Image: A new study shows obesity surgery can protect against kidney disease (Photo courtesy of SA).
A new study shows that bariatric surgery is associated with a long-term protection against end-stage renal disease (ESRD) and chronic kidney disease stage 4 (CKD4).
Researchers at the University of Gothenburg (Sweden), Sahlgrenska Academy (SA; Göteborg, Sweden), and other institutions conducted a prospective study in 4,047 patients participating in the Swedish Obese Subjects (SOS) study. The study cohort, consisting of 2,010 patients, underwent banding (18%), vertical banded gastroplasty (69%), or gastric bypass (13%); the 2,037 patients in the control group received usual obesity care. All patients were followed for a median of 18 years. Incidence of ESRD and CKD4 was obtained by crosschecking the SOS database with the Swedish National Patient Register.
The results showed that ESRD occurred in 13 patients in the surgery group and 26 patients in the control group, with 23 CKD4 events in the surgery group and 39 in the control group. Patients who underwent weight-loss surgery ran a significantly lower risk of developing severe chronic kidney disease and ESRD, when compared to conventionally treated patients. Those with initial evidence of kidney damage--as manifested by macroalbuminuria--benefited the most, indicating that bariatric surgery prevents progression of pre-existing kidney injury towards ESRD. The study was published on February 26, 2018, in the International Journal of Obesity.

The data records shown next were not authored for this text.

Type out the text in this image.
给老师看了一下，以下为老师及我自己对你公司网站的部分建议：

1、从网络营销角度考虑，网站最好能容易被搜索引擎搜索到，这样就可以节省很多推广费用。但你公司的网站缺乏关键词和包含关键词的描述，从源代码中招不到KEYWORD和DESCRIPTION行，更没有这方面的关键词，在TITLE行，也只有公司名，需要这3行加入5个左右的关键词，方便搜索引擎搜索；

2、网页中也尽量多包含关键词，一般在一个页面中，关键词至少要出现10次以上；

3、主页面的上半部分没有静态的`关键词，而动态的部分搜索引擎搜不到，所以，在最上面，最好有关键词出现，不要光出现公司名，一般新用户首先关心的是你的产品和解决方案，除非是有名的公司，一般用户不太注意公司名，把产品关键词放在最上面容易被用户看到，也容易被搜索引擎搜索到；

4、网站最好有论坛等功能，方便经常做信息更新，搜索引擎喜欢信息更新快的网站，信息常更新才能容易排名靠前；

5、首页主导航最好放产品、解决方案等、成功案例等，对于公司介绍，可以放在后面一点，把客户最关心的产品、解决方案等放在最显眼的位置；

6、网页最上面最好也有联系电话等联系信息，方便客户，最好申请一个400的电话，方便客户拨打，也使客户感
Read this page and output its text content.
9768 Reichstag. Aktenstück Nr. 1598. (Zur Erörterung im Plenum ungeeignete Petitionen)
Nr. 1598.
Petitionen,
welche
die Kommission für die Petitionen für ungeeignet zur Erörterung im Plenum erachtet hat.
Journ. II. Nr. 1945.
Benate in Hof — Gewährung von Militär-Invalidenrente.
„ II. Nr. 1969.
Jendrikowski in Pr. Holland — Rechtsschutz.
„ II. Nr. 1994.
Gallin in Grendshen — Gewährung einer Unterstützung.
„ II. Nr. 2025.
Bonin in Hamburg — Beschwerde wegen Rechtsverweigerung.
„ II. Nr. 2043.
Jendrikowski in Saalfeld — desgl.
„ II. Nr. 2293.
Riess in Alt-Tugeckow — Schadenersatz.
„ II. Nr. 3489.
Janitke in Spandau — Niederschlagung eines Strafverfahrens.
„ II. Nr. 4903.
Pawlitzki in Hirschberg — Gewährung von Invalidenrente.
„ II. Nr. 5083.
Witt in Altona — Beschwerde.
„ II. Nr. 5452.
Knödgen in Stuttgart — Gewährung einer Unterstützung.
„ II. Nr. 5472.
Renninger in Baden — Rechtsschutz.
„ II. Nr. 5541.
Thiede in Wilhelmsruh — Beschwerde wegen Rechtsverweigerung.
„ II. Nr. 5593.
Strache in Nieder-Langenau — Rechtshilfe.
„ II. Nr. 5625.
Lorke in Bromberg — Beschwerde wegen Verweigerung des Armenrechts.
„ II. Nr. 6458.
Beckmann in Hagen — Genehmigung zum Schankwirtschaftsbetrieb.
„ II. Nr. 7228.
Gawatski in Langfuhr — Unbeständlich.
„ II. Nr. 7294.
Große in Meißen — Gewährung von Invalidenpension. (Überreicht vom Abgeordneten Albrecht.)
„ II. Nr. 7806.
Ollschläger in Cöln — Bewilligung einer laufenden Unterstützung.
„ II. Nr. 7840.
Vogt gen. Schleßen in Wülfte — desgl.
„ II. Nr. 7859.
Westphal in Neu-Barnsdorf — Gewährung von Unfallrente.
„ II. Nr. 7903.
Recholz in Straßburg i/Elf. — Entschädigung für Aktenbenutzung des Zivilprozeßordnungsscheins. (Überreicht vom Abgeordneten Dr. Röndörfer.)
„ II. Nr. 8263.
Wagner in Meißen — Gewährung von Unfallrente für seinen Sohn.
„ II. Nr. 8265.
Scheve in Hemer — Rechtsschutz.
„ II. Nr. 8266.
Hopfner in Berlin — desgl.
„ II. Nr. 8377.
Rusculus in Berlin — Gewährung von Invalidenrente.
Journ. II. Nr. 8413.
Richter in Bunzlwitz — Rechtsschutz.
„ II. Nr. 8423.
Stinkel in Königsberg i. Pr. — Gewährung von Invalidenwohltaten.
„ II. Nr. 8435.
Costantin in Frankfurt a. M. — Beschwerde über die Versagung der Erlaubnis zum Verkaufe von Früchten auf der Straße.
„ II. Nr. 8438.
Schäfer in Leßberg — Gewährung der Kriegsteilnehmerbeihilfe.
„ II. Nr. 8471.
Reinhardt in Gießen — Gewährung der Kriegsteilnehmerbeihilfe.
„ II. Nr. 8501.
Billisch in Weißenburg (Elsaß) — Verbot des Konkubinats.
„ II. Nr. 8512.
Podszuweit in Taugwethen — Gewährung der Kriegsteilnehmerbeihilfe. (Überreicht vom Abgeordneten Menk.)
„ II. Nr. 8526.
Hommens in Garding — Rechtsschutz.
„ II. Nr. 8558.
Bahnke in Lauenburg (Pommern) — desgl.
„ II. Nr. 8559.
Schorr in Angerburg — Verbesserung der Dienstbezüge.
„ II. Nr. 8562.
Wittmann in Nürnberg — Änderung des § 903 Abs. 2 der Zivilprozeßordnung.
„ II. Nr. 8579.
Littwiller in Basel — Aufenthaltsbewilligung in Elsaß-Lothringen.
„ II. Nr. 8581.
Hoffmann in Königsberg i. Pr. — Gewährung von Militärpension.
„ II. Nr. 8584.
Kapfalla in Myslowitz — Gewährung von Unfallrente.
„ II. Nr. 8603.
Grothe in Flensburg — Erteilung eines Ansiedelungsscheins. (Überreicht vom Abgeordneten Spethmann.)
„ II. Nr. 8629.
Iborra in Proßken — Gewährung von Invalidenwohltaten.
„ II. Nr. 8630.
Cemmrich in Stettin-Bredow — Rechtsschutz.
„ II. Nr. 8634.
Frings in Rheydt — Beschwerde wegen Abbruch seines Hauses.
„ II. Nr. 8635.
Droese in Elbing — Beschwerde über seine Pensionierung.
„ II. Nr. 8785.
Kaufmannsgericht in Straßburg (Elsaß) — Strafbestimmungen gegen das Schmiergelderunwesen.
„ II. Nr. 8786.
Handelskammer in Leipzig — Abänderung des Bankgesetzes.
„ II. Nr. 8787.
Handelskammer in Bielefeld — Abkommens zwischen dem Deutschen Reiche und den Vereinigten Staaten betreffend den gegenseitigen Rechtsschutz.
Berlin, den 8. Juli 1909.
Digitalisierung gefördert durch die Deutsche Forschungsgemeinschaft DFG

“Obesity is a major public health problem leading to co-morbidities such as diabetes, hypertension, and kidney failure. Bariatric surgery results in pronounced and maintained weight loss and prevention of obesity-related diseases and their complications,” concluded senior author Per-Arne Svensson, PhD, of the SA Institute of Health and Care Sciences. “Most studies of bariatric surgery on kidney disease show improvements after surgery. Our study showed for the first time that bariatric surgery is associated with a long-term protection against ESRD and CKD4.”

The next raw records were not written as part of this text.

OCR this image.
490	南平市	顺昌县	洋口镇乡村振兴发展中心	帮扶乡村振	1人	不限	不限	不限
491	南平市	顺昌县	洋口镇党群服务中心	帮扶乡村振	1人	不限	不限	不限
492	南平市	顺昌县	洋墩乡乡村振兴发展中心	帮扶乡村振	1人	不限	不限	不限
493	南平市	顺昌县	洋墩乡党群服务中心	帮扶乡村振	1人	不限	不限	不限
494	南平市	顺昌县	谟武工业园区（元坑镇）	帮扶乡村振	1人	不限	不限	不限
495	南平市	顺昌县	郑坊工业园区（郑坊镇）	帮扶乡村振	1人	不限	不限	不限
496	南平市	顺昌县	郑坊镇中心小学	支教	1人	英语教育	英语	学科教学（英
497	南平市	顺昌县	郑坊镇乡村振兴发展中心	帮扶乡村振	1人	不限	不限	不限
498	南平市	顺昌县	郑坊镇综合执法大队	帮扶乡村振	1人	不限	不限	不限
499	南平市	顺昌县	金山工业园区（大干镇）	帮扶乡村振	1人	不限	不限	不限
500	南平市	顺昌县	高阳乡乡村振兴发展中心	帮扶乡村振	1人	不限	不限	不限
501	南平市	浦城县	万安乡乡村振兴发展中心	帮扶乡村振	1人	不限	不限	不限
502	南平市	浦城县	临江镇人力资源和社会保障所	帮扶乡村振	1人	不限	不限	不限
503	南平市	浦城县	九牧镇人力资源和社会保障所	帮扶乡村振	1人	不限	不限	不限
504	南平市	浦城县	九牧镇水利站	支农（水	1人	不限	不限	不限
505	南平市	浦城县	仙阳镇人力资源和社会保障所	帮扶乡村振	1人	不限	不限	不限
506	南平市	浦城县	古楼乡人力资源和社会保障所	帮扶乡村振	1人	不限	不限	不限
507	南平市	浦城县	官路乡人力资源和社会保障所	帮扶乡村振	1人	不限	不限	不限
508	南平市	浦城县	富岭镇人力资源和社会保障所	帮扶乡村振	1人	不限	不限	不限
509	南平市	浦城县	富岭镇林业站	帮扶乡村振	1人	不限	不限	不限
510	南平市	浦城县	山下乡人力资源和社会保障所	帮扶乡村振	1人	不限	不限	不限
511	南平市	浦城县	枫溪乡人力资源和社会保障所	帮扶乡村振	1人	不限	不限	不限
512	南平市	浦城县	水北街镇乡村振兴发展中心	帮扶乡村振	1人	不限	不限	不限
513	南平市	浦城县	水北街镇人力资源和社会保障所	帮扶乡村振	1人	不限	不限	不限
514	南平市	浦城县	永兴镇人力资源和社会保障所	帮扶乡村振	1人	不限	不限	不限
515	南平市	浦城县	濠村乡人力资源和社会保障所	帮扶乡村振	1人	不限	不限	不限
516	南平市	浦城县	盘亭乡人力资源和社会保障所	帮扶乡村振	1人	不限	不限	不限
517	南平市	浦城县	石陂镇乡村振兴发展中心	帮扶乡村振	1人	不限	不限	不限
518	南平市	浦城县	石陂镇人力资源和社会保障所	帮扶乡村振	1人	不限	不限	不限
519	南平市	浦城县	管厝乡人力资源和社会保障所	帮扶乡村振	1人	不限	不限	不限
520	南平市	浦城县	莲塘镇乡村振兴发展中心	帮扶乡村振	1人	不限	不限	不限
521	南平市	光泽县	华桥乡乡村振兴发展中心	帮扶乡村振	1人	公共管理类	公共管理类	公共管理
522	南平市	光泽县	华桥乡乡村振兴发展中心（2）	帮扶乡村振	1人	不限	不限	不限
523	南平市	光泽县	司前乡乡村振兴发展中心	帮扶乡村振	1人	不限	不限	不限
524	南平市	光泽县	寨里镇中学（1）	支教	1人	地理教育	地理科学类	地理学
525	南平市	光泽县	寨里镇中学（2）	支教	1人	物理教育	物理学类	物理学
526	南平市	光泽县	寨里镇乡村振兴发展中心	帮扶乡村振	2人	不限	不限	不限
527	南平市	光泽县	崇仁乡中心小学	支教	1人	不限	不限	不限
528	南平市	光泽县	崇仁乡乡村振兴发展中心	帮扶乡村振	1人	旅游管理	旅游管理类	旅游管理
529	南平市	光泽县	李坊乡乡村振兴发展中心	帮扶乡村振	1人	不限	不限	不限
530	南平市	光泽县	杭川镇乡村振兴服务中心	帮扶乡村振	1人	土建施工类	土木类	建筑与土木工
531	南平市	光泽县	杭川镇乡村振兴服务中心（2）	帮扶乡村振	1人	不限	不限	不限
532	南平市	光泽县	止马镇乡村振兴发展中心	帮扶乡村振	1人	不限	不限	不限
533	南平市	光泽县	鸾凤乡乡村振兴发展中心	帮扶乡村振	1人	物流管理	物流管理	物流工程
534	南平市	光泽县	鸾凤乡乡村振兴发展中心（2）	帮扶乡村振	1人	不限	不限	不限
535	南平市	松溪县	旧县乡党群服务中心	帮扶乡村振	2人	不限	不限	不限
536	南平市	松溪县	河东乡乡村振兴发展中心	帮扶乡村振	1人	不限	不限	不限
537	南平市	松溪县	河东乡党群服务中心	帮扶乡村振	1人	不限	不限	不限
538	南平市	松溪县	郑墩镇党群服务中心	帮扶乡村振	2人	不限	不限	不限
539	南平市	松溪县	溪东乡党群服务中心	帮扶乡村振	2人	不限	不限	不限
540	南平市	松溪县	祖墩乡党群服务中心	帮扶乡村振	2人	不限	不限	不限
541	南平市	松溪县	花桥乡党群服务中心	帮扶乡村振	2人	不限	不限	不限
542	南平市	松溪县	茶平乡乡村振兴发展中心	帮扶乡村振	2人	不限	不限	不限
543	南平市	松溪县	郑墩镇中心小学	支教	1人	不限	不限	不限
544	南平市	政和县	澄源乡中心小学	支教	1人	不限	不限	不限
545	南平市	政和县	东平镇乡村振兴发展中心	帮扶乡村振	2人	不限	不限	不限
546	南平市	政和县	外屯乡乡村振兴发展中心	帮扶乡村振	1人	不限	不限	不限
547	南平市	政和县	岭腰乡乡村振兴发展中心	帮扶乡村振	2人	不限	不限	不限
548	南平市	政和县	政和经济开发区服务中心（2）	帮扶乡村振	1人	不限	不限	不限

Kidney disease is usually progressive, with each stage determined by glomerular filtration rate (GFR), and dependent on treatment and response. The kidneys of people with ESRD function below 15% of their normal ability. Chronic kidney disease typically does not reach ESRD, the fifth stage of the progression, until 10-20 years after initial diagnosis, at which time the only treatments left include dialysis or a kidney transplant.